Aid and climate spending is one “lever” the government can pull to help curb illegal migration, the environment secretary has told Sky News.
Tackling the issue is a priority for the Conservatives and this week the government struck a new deal with France to try to reduce Channel crossings in small boats.
Asked if spending on international climate programmes, which comes from the aid budget, can help tackle the issue, Therese Coffey said: “I think they all help in that regard.
“Having that stability, bringing peace and prosperity for people and the planet.

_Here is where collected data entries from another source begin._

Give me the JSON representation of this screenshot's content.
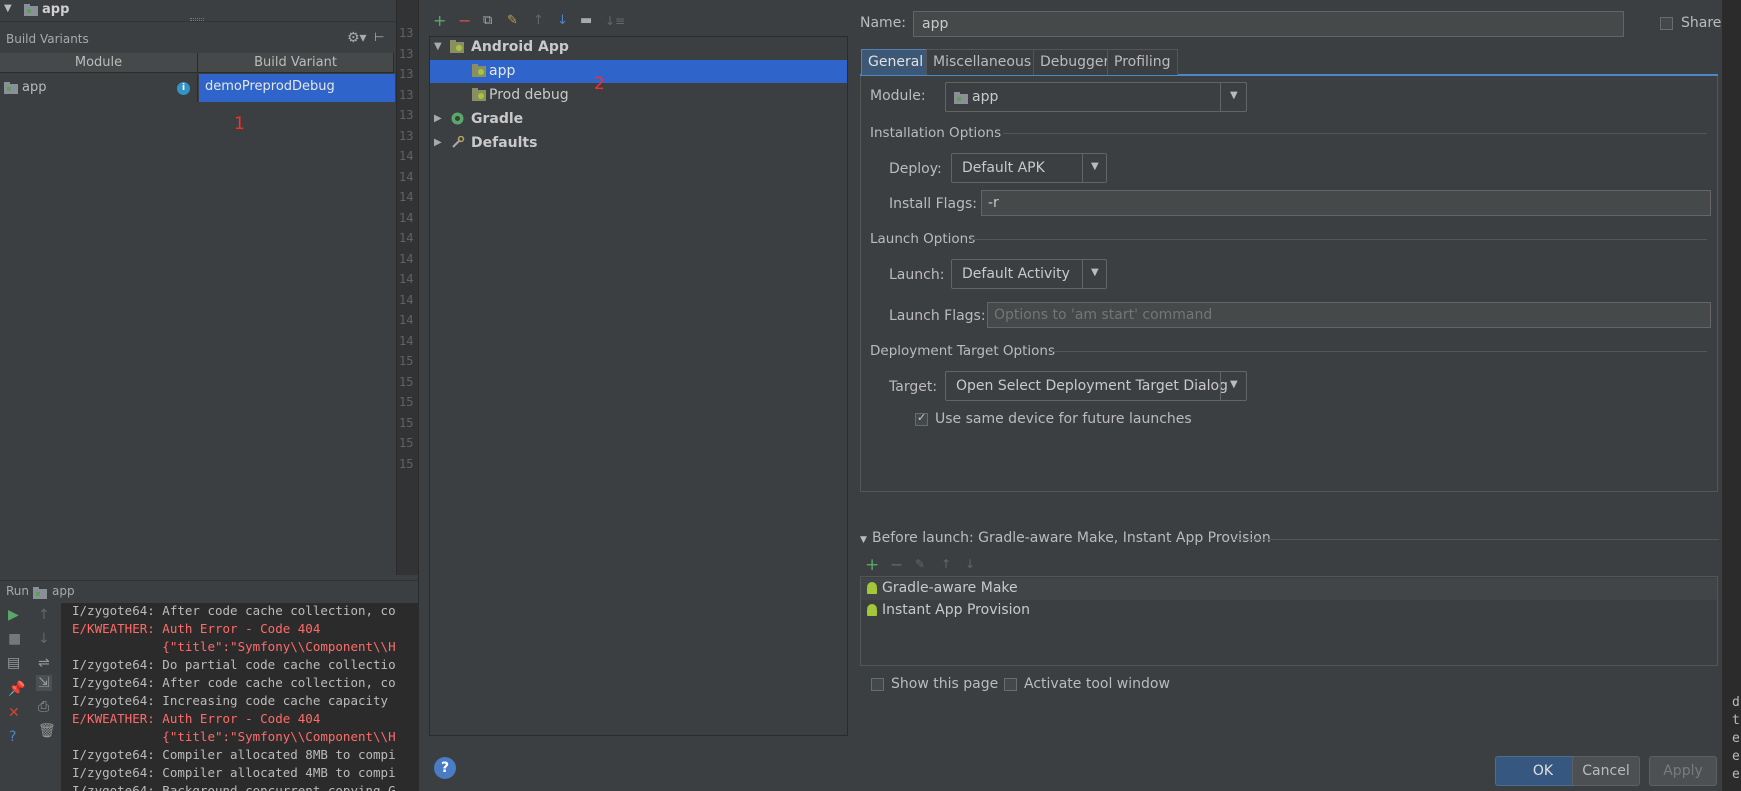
{
  "project": {
    "arrow": "▼",
    "label": "app"
  },
  "build_variants": {
    "title": "Build Variants",
    "columns": [
      "Module",
      "Build Variant"
    ],
    "row": {
      "module": "app",
      "variant": "demoPreprodDebug"
    }
  },
  "annotations": {
    "one": "1",
    "two": "2"
  },
  "gutter_numbers": [
    "13",
    "13",
    "13",
    "13",
    "13",
    "13",
    "14",
    "14",
    "14",
    "14",
    "14",
    "14",
    "14",
    "14",
    "14",
    "14",
    "15",
    "15",
    "15",
    "15",
    "15",
    "15"
  ],
  "run": {
    "label": "Run",
    "config": "app",
    "lines": [
      {
        "text": "I/zygote64: After code cache collection, co",
        "kind": "info"
      },
      {
        "text": "E/KWEATHER: Auth Error - Code 404",
        "kind": "error"
      },
      {
        "text": "            {\"title\":\"Symfony\\\\Component\\\\H",
        "kind": "error"
      },
      {
        "text": "I/zygote64: Do partial code cache collectio",
        "kind": "info"
      },
      {
        "text": "I/zygote64: After code cache collection, co",
        "kind": "info"
      },
      {
        "text": "I/zygote64: Increasing code cache capacity ",
        "kind": "info"
      },
      {
        "text": "E/KWEATHER: Auth Error - Code 404",
        "kind": "error"
      },
      {
        "text": "            {\"title\":\"Symfony\\\\Component\\\\H",
        "kind": "error"
      },
      {
        "text": "I/zygote64: Compiler allocated 8MB to compi",
        "kind": "info"
      },
      {
        "text": "I/zygote64: Compiler allocated 4MB to compi",
        "kind": "info"
      },
      {
        "text": "I/zygote64: Background concurrent copying G",
        "kind": "info"
      }
    ]
  },
  "tree": {
    "items": [
      {
        "label": "Android App",
        "expanded": true
      },
      {
        "label": "app",
        "selected": true
      },
      {
        "label": "Prod debug"
      },
      {
        "label": "Gradle",
        "expanded": false
      },
      {
        "label": "Defaults",
        "expanded": false
      }
    ],
    "help": "?"
  },
  "config": {
    "name_label": "Name:",
    "name_value": "app",
    "share_label": "Share",
    "tabs": [
      "General",
      "Miscellaneous",
      "Debugger",
      "Profiling"
    ],
    "module_label": "Module:",
    "module_value": "app",
    "installation_title": "Installation Options",
    "deploy_label": "Deploy:",
    "deploy_value": "Default APK",
    "install_flags_label": "Install Flags:",
    "install_flags_value": "-r",
    "launch_title": "Launch Options",
    "launch_label": "Launch:",
    "launch_value": "Default Activity",
    "launch_flags_label": "Launch Flags:",
    "launch_flags_placeholder": "Options to 'am start' command",
    "deployment_title": "Deployment Target Options",
    "target_label": "Target:",
    "target_value": "Open Select Deployment Target Dialog",
    "same_device_label": "Use same device for future launches",
    "same_device_checked": true
  },
  "before_launch": {
    "label": "Before launch: Gradle-aware Make, Instant App Provision",
    "items": [
      "Gradle-aware Make",
      "Instant App Provision"
    ],
    "show_page_label": "Show this page",
    "activate_label": "Activate tool window"
  },
  "buttons": {
    "ok": "OK",
    "cancel": "Cancel",
    "apply": "Apply"
  },
  "edge_chars": [
    "d",
    "t",
    "e",
    "e",
    "e"
  ],
  "colors": {
    "selection": "#2f65ca",
    "error": "#ff6b68",
    "accent": "#4a88c7"
  }
}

They go hand in hand,” she said in an interview at the COP27 climate summit in Egypt.
But Rishi Sunak slashed overseas aid from about £14bn a year to £11bn when he was chancellor, hitting projects such as those supporting girls’ education and polio vaccinations for children.

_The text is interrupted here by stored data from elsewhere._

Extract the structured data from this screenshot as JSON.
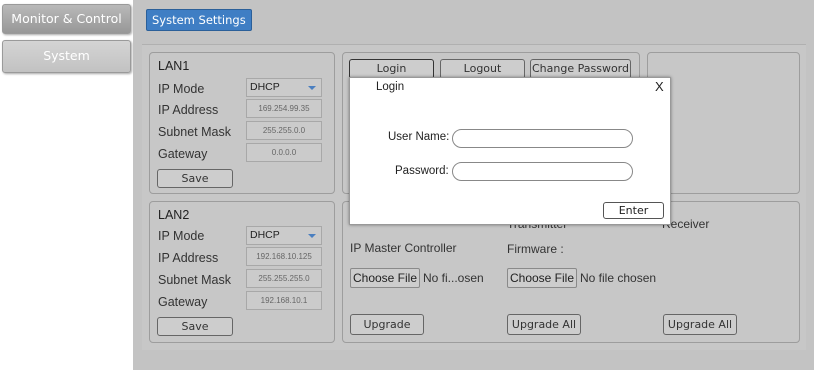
{
  "nav": {
    "monitor_label": "Monitor & Control",
    "system_label": "System"
  },
  "tab": {
    "label": "System Settings"
  },
  "lan1": {
    "title": "LAN1",
    "ip_mode_label": "IP Mode",
    "ip_mode_value": "DHCP",
    "ip_address_label": "IP Address",
    "ip_address_value": "169.254.99.35",
    "subnet_label": "Subnet Mask",
    "subnet_value": "255.255.0.0",
    "gateway_label": "Gateway",
    "gateway_value": "0.0.0.0",
    "save_label": "Save"
  },
  "lan2": {
    "title": "LAN2",
    "ip_mode_label": "IP Mode",
    "ip_mode_value": "DHCP",
    "ip_address_label": "IP Address",
    "ip_address_value": "192.168.10.125",
    "subnet_label": "Subnet Mask",
    "subnet_value": "255.255.255.0",
    "gateway_label": "Gateway",
    "gateway_value": "192.168.10.1",
    "save_label": "Save"
  },
  "account": {
    "login_label": "Login",
    "logout_label": "Logout",
    "change_password_label": "Change Password"
  },
  "upgrade": {
    "transmitter_label": "Transmitter",
    "receiver_label": "Receiver",
    "ip_master_label": "IP Master Controller",
    "firmware_label": "Firmware :",
    "choose_file_label": "Choose File",
    "file_status_short": "No fi...osen",
    "file_status_long": "No file chosen",
    "upgrade_label": "Upgrade",
    "upgrade_all_label": "Upgrade All",
    "upgrade_all_label_2": "Upgrade All"
  },
  "modal": {
    "title": "Login",
    "close_glyph": "X",
    "username_label": "User Name:",
    "password_label": "Password:",
    "enter_label": "Enter"
  }
}
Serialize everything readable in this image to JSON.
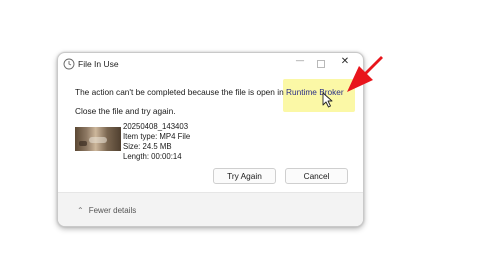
{
  "dialog": {
    "title": "File In Use",
    "message_prefix": "The action can't be completed because the file is open in",
    "process_name": "Runtime Broker",
    "instruction": "Close the file and try again.",
    "file": {
      "name": "20250408_143403",
      "type_line": "Item type: MP4 File",
      "size_line": "Size: 24.5 MB",
      "length_line": "Length: 00:00:14"
    },
    "buttons": {
      "retry": "Try Again",
      "cancel": "Cancel"
    },
    "footer": {
      "fewer_details": "Fewer details"
    },
    "window_controls": {
      "minimize": "—",
      "close": "✕"
    }
  },
  "colors": {
    "highlight": "#fbf8a6",
    "arrow": "#e8151c",
    "process_text": "#2a2f86"
  }
}
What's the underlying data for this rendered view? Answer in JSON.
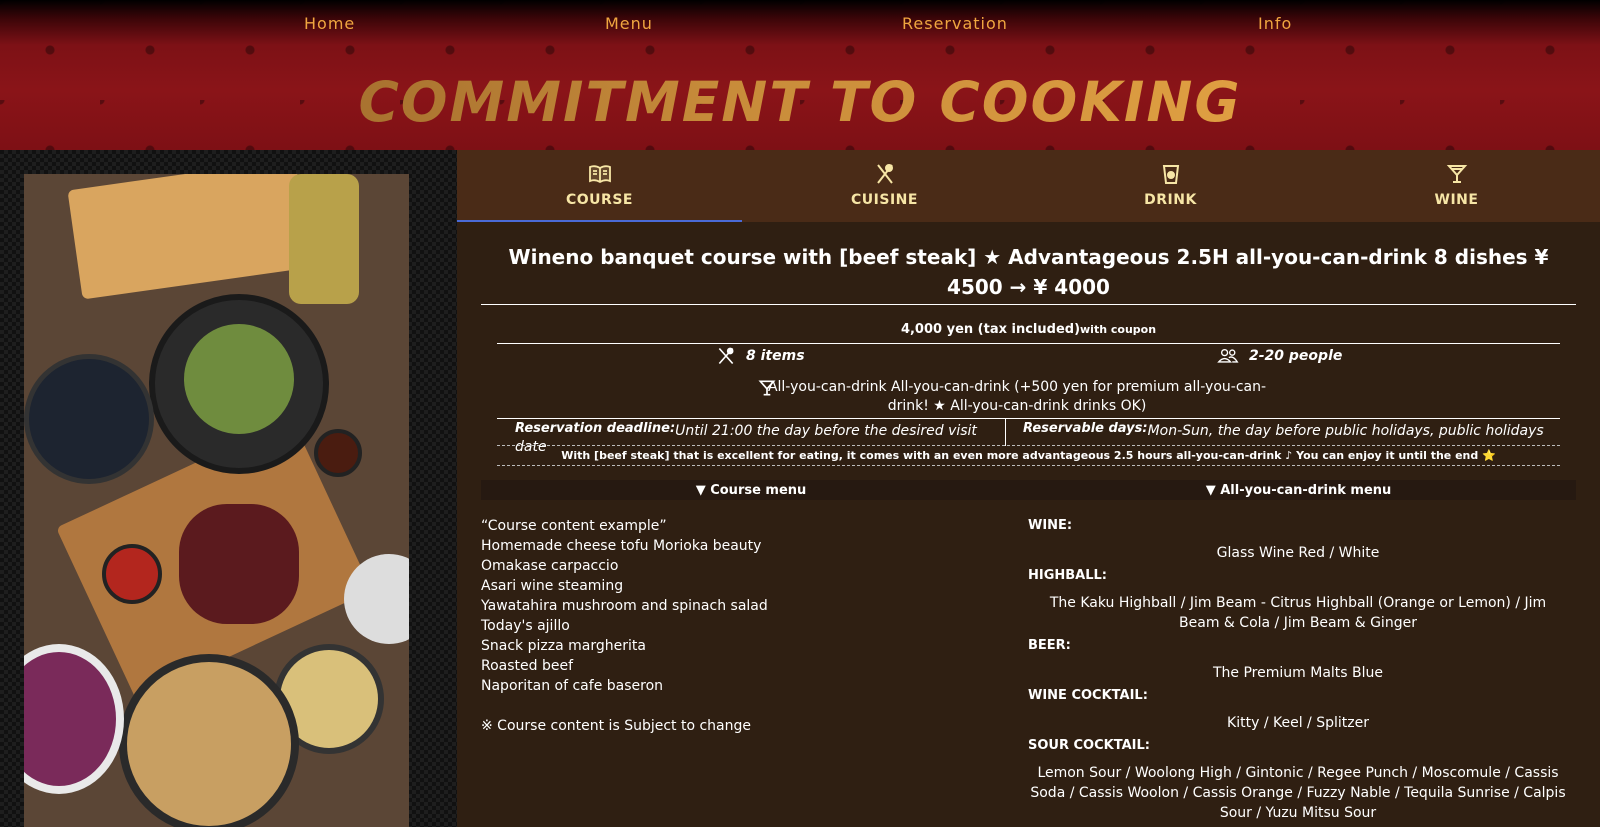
{
  "nav": {
    "items": [
      "Home",
      "Menu",
      "Reservation",
      "Info"
    ]
  },
  "hero": {
    "title": "COMMITMENT TO COOKING"
  },
  "tabs": [
    {
      "label": "COURSE",
      "icon": "menu-book-icon"
    },
    {
      "label": "CUISINE",
      "icon": "fork-knife-icon"
    },
    {
      "label": "DRINK",
      "icon": "cup-icon"
    },
    {
      "label": "WINE",
      "icon": "cocktail-glass-icon"
    }
  ],
  "course": {
    "title": "Wineno banquet course with [beef steak] ★ Advantageous 2.5H all-you-can-drink 8 dishes ¥ 4500 → ¥ 4000",
    "price": "4,000 yen (tax included)",
    "price_note": "with coupon",
    "items_count": "8 items",
    "people": "2-20 people",
    "drink_info": "All-you-can-drink All-you-can-drink (+500 yen for premium all-you-can-drink! ★ All-you-can-drink drinks OK)",
    "deadline_label": "Reservation deadline:",
    "deadline_value": "Until 21:00 the day before the desired visit date",
    "days_label": "Reservable days:",
    "days_value": "Mon-Sun, the day before public holidays, public holidays",
    "note": "With [beef steak] that is excellent for eating, it comes with an even more advantageous 2.5 hours all-you-can-drink ♪ You can enjoy it until the end ⭐"
  },
  "sections": {
    "course_menu": "▼ Course menu",
    "drink_menu": "▼ All-you-can-drink menu"
  },
  "course_menu": {
    "items": [
      "“Course content example”",
      "Homemade cheese tofu Morioka beauty",
      "Omakase carpaccio",
      "Asari wine steaming",
      "Yawatahira mushroom and spinach salad",
      "Today's ajillo",
      "Snack pizza margherita",
      "Roasted beef",
      "Naporitan of cafe baseron"
    ],
    "change_note": "※ Course content is Subject to change"
  },
  "drink_menu": [
    {
      "category": "WINE:",
      "items": "Glass Wine Red / White"
    },
    {
      "category": "HIGHBALL:",
      "items": "The Kaku Highball / Jim Beam  -  Citrus Highball (Orange or Lemon) / Jim Beam & Cola / Jim Beam & Ginger"
    },
    {
      "category": "BEER:",
      "items": "The Premium Malts Blue"
    },
    {
      "category": "WINE COCKTAIL:",
      "items": "Kitty / Keel / Splitzer"
    },
    {
      "category": "SOUR COCKTAIL:",
      "items": "Lemon Sour / Woolong High / Gintonic / Regee Punch / Moscomule / Cassis Soda / Cassis Woolon / Cassis Orange / Fuzzy Nable / Tequila Sunrise / Calpis Sour / Yuzu Mitsu Sour"
    }
  ],
  "colors": {
    "nav_text": "#f0a640",
    "tab_label": "#f7e6a6",
    "active_tab_underline": "#4a6ad6",
    "background": "#2f1f12"
  }
}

Since becoming prime minister – and seeking to fill a £55bn hole in the public coffers – Mr Sunak has continued to classify more spending in Britain as aid, leaving much less for overseas.
Climate funding is a priority area for the UK’s aid, but experts warn humanitarian and climate challenges often overlap.
MPs fear the aid budget could be cut further, from 0.5% to 0.3% of gross national income, already down from 0.7% 2020.
On the biodiversity-themed day of the conference in Sharm El-Sheikh, the environment secretary today announced various small pots of money, including £5m of new cash to help tackle deforestation in the Amazon.
Donning a Union Jack-patterned scarf, the minister said investing in climate and aid spending helps create “stable countries and food production, sustainable use of resources – it all comes together”.
Some 21 million people are uprooted from their homes each year by extreme weather like floods, storms and scorching temperatures.
In many parts of the world this is being supercharged by climate change, according to the United Nations.
These numbers are expected to soar in the coming decades. International think tank IEP estimates more than a billion people could be displaced globally by 2050 due to climate change and natural weather dangers.
It is impossible to achieve climate targets without protecting nature, she added as she prepares for the biodiversity summit in Montreal in December – a smaller version of the climate COP.
But she conceded she was “disappointed” that the government recently missed an October deadline to publish new targets on air quality, water quality, nature and waste management.
“It’s important that we get those right because they are long-term and they need that commitment from right across government. But we are working at pace to deliver them,” she pledged.